Une relation appelée à se renforcer
Le paradoxe apparent du commerce franco-marocain est révélateur de sa solidité. La France enregistre un déficit commercial croissant vis-à-vis du Maroc, mais elle continue simultanément d’investir massivement dans l’économie marocaine. Ce déficit n’est pas le signe d’un affaiblissement économique français. Il traduit avant tout la montée en puissance d’un partenaire devenu incontournable. C’est précisément ce qui explique la volonté des deux États d’inscrire leur coopération dans un « partenariat d’exception renforcé », impulsé lors de la visite d’État d’Emmanuel Macron à Rabat fin 2024.
L’enjeu dépasse désormais les seuls échanges commerciaux. Il s’agit de construire une véritable communauté industrielle capable de répondre ensemble aux défis de la souveraineté énergétique, de la transition écologique, de l’intelligence artificielle, de la sécurité alimentaire et des nouvelles chaînes de valeur mondiales.
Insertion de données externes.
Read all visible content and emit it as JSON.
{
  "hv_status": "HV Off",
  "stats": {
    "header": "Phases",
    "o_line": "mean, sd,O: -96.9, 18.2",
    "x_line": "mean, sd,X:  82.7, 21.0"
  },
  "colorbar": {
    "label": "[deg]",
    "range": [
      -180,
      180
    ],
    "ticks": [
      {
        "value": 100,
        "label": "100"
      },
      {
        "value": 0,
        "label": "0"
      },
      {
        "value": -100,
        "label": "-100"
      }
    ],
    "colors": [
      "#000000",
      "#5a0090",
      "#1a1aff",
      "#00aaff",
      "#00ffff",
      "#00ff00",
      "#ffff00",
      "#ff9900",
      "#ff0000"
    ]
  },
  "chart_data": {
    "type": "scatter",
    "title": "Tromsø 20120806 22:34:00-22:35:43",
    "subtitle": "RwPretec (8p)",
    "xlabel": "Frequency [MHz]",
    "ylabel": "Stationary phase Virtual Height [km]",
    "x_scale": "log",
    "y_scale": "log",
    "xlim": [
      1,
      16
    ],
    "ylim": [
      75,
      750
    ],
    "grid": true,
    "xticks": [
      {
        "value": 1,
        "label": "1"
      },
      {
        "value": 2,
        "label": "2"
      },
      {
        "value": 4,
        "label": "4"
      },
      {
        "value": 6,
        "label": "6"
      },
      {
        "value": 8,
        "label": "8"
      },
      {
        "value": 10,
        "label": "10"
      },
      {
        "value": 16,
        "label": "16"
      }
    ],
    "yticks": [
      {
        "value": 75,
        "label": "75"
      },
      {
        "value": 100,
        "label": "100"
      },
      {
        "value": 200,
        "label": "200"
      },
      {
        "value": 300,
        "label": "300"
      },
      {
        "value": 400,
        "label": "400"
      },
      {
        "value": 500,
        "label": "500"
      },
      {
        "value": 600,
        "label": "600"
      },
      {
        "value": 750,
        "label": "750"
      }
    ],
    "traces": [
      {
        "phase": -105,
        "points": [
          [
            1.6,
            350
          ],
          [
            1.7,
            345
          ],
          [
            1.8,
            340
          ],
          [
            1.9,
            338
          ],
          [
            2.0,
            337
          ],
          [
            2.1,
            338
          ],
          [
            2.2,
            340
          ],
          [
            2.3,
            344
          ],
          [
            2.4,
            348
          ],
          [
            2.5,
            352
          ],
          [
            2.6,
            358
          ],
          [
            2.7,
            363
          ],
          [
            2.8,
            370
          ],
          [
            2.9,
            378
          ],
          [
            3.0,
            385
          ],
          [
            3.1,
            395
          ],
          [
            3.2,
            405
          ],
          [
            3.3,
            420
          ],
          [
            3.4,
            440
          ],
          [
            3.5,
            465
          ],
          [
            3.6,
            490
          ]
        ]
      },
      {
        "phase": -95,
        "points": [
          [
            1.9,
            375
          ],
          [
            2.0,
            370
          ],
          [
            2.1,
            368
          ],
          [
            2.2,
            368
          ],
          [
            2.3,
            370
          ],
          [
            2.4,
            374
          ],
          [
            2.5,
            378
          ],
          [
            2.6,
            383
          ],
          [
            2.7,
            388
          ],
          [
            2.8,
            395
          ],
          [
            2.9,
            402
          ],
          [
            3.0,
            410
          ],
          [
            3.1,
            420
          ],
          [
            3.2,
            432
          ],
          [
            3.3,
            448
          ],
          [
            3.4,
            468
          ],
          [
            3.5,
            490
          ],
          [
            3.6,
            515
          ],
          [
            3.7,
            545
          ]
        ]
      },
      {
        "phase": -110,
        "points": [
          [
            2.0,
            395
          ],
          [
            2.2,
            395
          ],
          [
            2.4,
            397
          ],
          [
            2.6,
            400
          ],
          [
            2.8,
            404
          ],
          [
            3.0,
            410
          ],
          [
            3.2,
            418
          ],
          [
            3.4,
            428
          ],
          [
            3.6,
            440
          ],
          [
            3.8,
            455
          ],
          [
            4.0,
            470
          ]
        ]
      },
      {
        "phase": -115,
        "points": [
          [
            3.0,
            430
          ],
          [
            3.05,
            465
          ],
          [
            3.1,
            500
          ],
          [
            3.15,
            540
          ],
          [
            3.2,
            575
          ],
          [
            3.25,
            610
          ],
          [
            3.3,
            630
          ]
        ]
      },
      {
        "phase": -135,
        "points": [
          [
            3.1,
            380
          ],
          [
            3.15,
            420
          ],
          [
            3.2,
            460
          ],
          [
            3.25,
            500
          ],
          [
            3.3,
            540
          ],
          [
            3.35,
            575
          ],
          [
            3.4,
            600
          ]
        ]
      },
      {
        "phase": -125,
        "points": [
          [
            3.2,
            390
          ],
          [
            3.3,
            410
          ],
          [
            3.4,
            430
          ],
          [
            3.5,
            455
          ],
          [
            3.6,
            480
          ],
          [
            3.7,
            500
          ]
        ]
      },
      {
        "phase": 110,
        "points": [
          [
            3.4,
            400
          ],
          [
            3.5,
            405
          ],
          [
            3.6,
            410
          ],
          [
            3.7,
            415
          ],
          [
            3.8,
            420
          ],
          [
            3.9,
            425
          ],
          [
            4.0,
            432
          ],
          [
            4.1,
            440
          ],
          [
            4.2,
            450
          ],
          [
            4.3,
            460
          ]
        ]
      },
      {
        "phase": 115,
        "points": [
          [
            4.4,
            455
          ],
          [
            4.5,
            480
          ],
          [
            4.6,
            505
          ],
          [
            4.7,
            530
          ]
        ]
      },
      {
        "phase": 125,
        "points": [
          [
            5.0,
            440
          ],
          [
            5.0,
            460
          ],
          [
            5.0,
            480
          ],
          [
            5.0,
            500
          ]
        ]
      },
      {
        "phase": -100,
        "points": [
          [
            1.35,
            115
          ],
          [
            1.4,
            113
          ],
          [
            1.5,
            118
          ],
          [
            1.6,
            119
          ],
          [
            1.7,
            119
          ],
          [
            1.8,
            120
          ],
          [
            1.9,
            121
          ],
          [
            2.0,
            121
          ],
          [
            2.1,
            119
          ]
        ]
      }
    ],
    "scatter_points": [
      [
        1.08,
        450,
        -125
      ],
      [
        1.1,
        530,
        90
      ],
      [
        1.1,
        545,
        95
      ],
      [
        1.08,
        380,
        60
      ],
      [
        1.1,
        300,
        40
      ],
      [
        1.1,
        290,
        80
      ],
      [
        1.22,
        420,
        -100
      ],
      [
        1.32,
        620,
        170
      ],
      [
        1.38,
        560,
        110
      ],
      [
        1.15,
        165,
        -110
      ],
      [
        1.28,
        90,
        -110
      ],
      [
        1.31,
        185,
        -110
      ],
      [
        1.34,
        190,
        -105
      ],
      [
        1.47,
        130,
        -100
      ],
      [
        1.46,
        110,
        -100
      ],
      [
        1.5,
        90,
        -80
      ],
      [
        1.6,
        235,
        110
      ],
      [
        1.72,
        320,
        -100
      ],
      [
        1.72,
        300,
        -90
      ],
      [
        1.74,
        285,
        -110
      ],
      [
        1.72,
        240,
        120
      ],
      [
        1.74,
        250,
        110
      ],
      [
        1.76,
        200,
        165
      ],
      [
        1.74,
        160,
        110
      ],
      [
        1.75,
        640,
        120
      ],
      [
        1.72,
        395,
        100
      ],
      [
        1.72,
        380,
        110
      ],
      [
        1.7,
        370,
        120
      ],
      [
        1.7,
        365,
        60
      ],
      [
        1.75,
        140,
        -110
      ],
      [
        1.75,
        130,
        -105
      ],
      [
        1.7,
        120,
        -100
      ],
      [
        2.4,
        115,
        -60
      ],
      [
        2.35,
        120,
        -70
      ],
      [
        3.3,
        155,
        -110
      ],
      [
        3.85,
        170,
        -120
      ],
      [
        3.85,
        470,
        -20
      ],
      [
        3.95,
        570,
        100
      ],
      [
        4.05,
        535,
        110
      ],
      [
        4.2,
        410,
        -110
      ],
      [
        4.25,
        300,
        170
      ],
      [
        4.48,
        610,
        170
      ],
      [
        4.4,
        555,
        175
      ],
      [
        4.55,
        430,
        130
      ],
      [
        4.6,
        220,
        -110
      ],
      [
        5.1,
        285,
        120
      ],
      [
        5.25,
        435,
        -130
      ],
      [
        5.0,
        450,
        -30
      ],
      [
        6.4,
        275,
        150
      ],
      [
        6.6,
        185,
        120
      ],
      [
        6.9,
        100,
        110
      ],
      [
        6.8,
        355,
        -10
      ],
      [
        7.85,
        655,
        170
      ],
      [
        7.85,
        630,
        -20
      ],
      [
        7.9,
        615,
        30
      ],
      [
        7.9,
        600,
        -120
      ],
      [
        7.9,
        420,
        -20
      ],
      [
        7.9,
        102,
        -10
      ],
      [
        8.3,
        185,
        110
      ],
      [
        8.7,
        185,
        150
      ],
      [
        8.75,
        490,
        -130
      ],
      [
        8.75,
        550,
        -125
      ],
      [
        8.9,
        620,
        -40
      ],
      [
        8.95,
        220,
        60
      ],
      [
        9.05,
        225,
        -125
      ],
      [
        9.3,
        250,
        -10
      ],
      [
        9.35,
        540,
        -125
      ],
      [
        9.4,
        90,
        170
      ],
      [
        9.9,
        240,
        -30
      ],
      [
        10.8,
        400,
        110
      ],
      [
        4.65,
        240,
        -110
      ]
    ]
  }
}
Au fond, les performances de la balance commerciale marocaine racontent une histoire plus vaste : celle d’une économie qui a changé de dimension et qui est désormais en mesure de dialoguer d’égal à égal avec son premier partenaire européen. Dans un monde où les alliances économiques se redessinent au rythme des crises, le Maroc et la France disposent d’un avantage précieux : 25 années de confiance, d’investissements croisés et d’intégration industrielle. Une base solide sur laquelle les deux pays peuvent bâtir la prochaine étape de leur partenariat, non plus dans une logique de dépendance, mais dans celle d’une compétitivité partagée.